Here are some ideas what could be done within the lab.

Vulnerability Analysis Lab

Architecture

Example Assigments

Assignment 1: Vulnerability Scanning with Clair and Trivy

Objective: Analyze the security vulnerabilities in commonly used Docker images using Clair and Trivy.

Instructions:

Pull the alpine:latest and nginx:latest Docker images.
Set up Clair for scanning the alpine:latest image.
Set up Trivy for scanning the nginx:latest image.
For each image, generate a vulnerability report and identify:
Critical vulnerabilities.
The CVE numbers associated with these vulnerabilities.
The recommended remediation steps.
Discuss the implications of deploying these vulnerable images in a production environment.

Deliverables:

A report detailing the vulnerabilities found in both images, including:
Screenshots of the vulnerability scan outputs.
A summary of critical vulnerabilities and remediation options.
Reflections on the importance of continuous vulnerability scanning in DevOps pipelines.
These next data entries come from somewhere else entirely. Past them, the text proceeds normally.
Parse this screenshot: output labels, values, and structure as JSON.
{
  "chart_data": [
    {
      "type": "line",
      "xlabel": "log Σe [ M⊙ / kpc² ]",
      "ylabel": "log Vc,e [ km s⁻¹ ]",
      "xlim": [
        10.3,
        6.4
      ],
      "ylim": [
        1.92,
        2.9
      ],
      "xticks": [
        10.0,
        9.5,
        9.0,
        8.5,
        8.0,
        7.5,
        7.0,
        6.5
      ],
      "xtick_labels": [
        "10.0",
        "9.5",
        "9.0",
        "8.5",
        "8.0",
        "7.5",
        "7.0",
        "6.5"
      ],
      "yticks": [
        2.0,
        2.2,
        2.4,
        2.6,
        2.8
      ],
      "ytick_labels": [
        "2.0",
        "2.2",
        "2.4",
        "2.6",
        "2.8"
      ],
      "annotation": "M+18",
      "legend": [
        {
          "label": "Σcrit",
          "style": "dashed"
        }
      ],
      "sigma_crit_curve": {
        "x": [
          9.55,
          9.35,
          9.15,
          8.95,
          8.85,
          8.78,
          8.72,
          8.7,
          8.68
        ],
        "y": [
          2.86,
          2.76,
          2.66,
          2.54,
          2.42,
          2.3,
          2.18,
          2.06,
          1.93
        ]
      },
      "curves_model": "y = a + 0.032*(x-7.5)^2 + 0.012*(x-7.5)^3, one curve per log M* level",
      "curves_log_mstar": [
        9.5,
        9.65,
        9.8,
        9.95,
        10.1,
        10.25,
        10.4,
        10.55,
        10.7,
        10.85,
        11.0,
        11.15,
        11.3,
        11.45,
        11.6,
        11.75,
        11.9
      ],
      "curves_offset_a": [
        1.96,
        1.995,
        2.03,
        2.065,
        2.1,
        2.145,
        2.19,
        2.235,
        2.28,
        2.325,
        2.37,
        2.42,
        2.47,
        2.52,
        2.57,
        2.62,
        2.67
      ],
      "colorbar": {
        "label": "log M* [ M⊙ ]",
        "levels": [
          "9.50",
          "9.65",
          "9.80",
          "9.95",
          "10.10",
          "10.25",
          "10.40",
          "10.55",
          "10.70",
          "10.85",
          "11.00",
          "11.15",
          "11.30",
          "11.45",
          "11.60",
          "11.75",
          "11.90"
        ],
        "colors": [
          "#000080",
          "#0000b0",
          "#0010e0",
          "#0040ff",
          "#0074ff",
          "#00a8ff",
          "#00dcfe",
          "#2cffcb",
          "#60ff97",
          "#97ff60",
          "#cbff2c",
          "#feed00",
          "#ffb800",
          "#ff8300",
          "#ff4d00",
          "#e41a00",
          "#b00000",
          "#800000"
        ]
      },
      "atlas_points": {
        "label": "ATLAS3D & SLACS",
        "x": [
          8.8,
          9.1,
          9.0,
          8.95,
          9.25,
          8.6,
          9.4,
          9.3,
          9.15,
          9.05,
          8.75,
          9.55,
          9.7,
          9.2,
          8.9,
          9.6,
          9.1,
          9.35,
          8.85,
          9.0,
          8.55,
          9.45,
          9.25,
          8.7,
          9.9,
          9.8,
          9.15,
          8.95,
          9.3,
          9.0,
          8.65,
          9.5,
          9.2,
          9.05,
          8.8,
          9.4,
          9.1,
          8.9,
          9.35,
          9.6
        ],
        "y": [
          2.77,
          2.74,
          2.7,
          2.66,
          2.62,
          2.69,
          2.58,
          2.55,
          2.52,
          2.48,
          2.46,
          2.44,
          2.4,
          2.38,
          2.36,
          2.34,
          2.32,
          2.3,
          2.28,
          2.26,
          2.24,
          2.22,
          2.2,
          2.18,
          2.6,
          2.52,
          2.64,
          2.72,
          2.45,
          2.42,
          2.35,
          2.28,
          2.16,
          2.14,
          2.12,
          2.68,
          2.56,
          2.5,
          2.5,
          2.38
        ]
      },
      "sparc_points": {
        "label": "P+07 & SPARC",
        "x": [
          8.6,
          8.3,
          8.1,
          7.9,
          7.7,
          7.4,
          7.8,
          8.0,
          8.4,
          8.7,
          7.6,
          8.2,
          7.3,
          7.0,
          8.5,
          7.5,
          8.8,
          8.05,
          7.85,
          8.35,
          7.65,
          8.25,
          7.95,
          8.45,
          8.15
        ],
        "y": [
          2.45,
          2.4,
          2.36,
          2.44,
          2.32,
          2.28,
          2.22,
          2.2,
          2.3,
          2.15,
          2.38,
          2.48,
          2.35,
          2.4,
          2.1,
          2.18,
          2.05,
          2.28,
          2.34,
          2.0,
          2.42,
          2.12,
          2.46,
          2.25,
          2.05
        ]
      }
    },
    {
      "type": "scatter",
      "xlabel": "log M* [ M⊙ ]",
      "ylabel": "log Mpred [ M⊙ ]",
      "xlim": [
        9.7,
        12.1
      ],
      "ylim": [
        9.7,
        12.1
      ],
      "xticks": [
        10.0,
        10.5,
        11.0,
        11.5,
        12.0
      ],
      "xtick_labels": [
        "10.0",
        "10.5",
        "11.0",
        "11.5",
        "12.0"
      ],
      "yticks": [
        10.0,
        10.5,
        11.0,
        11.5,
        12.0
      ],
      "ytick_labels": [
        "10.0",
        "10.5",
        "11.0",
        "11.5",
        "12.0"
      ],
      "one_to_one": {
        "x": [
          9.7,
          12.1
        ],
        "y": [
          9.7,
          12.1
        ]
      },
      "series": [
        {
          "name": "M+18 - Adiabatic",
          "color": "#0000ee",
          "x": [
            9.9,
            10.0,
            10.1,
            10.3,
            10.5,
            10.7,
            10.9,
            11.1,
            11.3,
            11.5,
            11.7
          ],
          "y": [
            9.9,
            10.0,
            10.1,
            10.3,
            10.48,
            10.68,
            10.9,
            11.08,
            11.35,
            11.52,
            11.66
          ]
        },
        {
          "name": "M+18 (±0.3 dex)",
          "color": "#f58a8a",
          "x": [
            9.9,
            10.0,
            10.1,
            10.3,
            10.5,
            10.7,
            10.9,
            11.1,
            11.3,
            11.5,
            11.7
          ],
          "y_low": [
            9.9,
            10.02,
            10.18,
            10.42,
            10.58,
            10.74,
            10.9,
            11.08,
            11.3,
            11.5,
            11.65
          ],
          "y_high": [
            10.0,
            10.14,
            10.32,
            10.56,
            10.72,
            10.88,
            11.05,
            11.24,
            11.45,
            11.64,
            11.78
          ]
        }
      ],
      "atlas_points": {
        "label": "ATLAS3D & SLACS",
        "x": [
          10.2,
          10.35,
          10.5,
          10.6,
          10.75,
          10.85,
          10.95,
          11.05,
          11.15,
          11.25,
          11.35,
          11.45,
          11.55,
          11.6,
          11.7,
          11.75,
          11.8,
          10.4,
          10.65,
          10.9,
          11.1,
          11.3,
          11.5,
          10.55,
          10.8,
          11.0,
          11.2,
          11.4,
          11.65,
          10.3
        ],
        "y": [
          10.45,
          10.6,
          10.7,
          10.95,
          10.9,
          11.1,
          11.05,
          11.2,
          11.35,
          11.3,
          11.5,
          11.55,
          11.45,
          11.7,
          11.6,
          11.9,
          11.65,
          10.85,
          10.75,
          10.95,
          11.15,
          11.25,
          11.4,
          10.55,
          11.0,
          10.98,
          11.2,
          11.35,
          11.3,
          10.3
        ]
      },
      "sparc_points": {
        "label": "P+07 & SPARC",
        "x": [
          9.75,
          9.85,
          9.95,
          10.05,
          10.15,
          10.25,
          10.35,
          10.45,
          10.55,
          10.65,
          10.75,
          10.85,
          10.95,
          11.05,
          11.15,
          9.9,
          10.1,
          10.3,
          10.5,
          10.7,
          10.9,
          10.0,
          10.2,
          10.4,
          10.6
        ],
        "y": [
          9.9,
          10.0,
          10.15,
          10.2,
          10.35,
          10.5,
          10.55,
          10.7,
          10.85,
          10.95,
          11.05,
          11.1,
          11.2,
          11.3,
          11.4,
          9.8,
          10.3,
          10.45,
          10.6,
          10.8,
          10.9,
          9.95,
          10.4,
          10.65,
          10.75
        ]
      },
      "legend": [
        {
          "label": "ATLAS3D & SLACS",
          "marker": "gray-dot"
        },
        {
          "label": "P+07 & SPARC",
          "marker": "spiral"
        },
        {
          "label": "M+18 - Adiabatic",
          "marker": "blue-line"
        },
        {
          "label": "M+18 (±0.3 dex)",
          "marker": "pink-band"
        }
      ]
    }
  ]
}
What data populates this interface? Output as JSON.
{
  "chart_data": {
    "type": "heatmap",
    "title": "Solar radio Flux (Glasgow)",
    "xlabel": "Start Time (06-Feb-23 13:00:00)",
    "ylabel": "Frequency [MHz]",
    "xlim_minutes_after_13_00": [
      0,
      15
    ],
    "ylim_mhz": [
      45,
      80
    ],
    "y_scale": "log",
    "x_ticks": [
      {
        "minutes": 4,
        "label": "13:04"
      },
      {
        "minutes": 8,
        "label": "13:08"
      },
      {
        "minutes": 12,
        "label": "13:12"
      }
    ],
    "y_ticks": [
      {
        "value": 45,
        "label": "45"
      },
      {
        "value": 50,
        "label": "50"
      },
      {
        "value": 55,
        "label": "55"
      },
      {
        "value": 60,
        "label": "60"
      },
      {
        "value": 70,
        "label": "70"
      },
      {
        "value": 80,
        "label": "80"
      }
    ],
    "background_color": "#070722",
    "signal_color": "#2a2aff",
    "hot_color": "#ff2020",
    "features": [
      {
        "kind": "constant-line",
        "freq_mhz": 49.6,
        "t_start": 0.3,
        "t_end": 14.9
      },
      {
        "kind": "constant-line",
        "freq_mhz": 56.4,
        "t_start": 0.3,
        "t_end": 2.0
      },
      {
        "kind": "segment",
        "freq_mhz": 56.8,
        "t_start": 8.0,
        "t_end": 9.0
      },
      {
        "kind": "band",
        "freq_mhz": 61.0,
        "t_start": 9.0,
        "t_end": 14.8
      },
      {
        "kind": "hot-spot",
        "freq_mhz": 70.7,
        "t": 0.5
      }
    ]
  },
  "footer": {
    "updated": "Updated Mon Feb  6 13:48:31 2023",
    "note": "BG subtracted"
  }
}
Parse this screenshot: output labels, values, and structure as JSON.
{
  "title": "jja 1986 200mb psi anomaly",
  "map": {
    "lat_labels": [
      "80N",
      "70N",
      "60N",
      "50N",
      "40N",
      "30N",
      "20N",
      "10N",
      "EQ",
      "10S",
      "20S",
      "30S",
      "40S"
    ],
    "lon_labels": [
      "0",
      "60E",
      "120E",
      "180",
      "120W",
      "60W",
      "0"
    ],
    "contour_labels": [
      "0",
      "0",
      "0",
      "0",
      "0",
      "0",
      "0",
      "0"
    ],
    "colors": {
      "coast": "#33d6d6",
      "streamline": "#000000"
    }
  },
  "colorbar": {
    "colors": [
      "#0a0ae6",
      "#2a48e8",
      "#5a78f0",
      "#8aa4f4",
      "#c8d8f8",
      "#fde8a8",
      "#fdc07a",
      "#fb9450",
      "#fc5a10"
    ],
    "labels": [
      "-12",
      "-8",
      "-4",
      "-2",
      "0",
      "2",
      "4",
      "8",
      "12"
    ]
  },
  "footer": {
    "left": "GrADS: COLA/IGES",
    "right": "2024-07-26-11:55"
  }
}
Assignment 2: Container Escape Scenario Exploration with Falco

Objective: Investigate container escape scenarios and implement monitoring using Falco.

Instructions

Pull the vulhub/vulnerable-application Docker image.
Install and configure Falco to monitor for potential container escape attempts.
Simulate a container escape attack by exploiting known vulnerabilities in the vulhub image.
Use Falco to detect and log the container escape attempt.
Analyze Falco's logs to determine how the escape was detected.
Propose preventive security measures to avoid such vulnerabilities in production environments.

Deliverables

A step-by-step guide on how the container escape was attempted.
Logs and screenshots from Falco showing the detection of the escape attempt.
A report summarizing:
- How Falco was configured to monitor the container.
- The types of behaviors that Falco flagged during the escape attempt.
- Recommendations for securing containers to prevent such scenarios.